Unequal patients in the face of ADRs
Beyond these risks related to molecules, other determining factors in the appearance of undesirable effects come into account: the duration of the treatment, its observance… and therefore above all the patient! Indeed, we are not equal in the face of ADRs. Children, immunocompromised people or people suffering from certain diseases (kidney failure, etc.) and especially elderly people are more at risk of suffering them. In their case, “with age, certain organs function less well, like the liver or the kidneys, and the drugs are then less well evacuated from the body“, says Dr. Cousein.”Older people are also more likely to be polypathological [d’avoir plusieurs maladies simultanément, ndlr] and therefore to multiply the treatments.”
However, who says supernumerary treatments also says risks of drug interactions and undesirable effects increased tenfold, in particular when different molecules taken by the patient present the same risks of ADR. Hence the drug cocktails to be monitored closely to reduce the risks as much as possible. This is the whole point of the EIM: “Seek to assess their frequency and severity. We will be able to anticipate them, try to reduce them, but they are never completely controllable“, recalls Dr. Collomp. And to cite the example of a patient who would have an allergic reaction to the first intake of a drug. In this case, as in 82% of ADRs having led to hospitalization, the effect adverse event cannot be avoided.We speak of therapeutic hazards.
A patient actor of his treatment
If the hazards escape by definition from the caregivers, the other ADRs can often be limited thanks to personalized care. The objective: to (regularly) assess the benefit-risk balance of the drug(s) for the patient. “If it is a question of treating a serious disease, one will more easily assume the undesirable effects. Otherwise, we will assess according to the risks of complications and the patient’s tolerance to ADRs, whether to wait, reduce the dosage, recommend lifestyle and dietary rules (shift a dose, recommend physical activity, etc.), or change molecule“, recalls Dr. Cousein, specifying that, in this context, the exchanges between doctor, pharmacist and patient are essential, especially since ADRs can appear at various times (immediately, after a few days, even years) .
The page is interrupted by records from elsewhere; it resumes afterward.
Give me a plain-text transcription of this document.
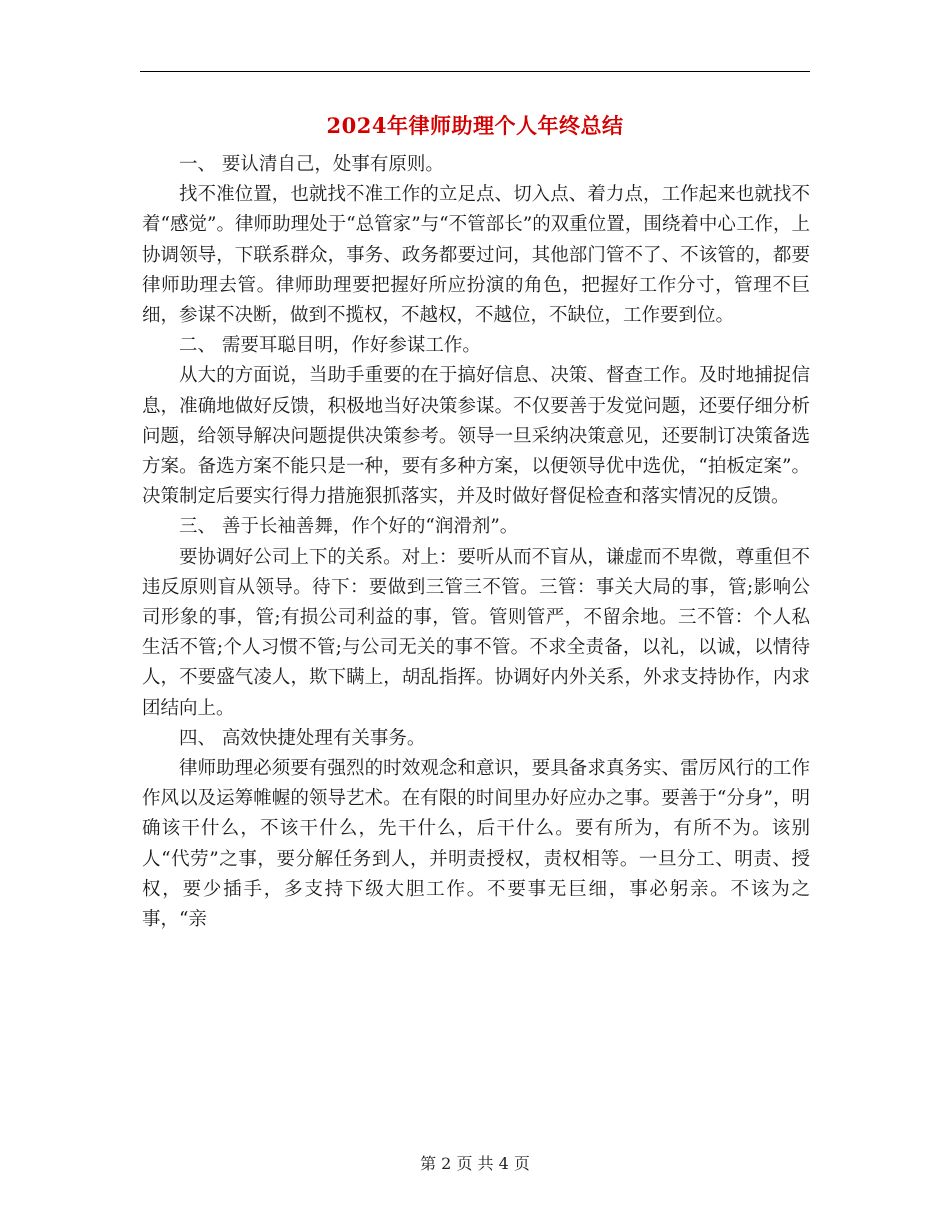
2024年律师助理个人年终总结

一、 要认清自己，处事有原则。

找不准位置，也就找不准工作的立足点、切入点、着力点，工作起来也就找不着“感觉”。律师助理处于“总管家”与“不管部长”的双重位置，围绕着中心工作，上协调领导，下联系群众，事务、政务都要过问，其他部门管不了、不该管的，都要律师助理去管。律师助理要把握好所应扮演的角色，把握好工作分寸，管理不巨细，参谋不决断，做到不揽权，不越权，不越位，不缺位，工作要到位。

二、 需要耳聪目明，作好参谋工作。

从大的方面说，当助手重要的在于搞好信息、决策、督查工作。及时地捕捉信息，准确地做好反馈，积极地当好决策参谋。不仅要善于发觉问题，还要仔细分析问题，给领导解决问题提供决策参考。领导一旦采纳决策意见，还要制订决策备选方案。备选方案不能只是一种，要有多种方案，以便领导优中选优，“拍板定案”。决策制定后要实行得力措施狠抓落实，并及时做好督促检查和落实情况的反馈。

三、 善于长袖善舞，作个好的“润滑剂”。

要协调好公司上下的关系。对上：要听从而不盲从，谦虚而不卑微，尊重但不违反原则盲从领导。待下：要做到三管三不管。三管：事关大局的事，管;影响公司形象的事，管;有损公司利益的事，管。管则管严，不留余地。三不管：个人私生活不管;个人习惯不管;与公司无关的事不管。不求全责备，以礼，以诚，以情待人，不要盛气凌人，欺下瞒上，胡乱指挥。协调好内外关系，外求支持协作，内求团结向上。

四、 高效快捷处理有关事务。

律师助理必须要有强烈的时效观念和意识，要具备求真务实、雷厉风行的工作作风以及运筹帷幄的领导艺术。在有限的时间里办好应办之事。要善于“分身”，明确该干什么，不该干什么，先干什么，后干什么。要有所为，有所不为。该别人“代劳”之事，要分解任务到人，并明责授权，责权相等。一旦分工、明责、授权，要少插手，多支持下级大胆工作。不要事无巨细，事必躬亲。不该为之事，“亲

第 2 页 共 4 页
And for good reason: if a patient does not respect his treatment for fear of a side effect without talking to his doctor, the latter risks increasing the doses, for lack of proven effects of the drug. Conversely, a patient who self-medicates to treat an ADR could promote a drug cascade, which itself generates numerous adverse effects… In other words, “the therapeutic strategy is especially effective if the patient is an actor in his treatment and aware of ADRs“, he concludes.
Game-changing innovations
Efficiency now reinforced by innovative tools. “To optimize prescription, there are now medical decision support systems – even if they are still marginal – which in particular make it possible to limit ADRs.“explains Dr. Collomp. Another promising lead: the predictive medicine. “With pharmacogenomics, it is possible to use a patient’s genes to assess their response to a treatment and better target itHowever, these tests, which are particularly expensive, are currently limited to treatments that are also very expensive…
What can be done to limit the adverse effects of drugs?
- Respect your medical prescription;
- Ask your pharmacist or doctor for advice if you are taking other medicines, even in herbal medicine;
- Avoid self-medication;
- Talk to your doctor about the ADRs experienced, or even report them yourself on signalement.social-sante.gouv.fr to promote pharmacovigilance.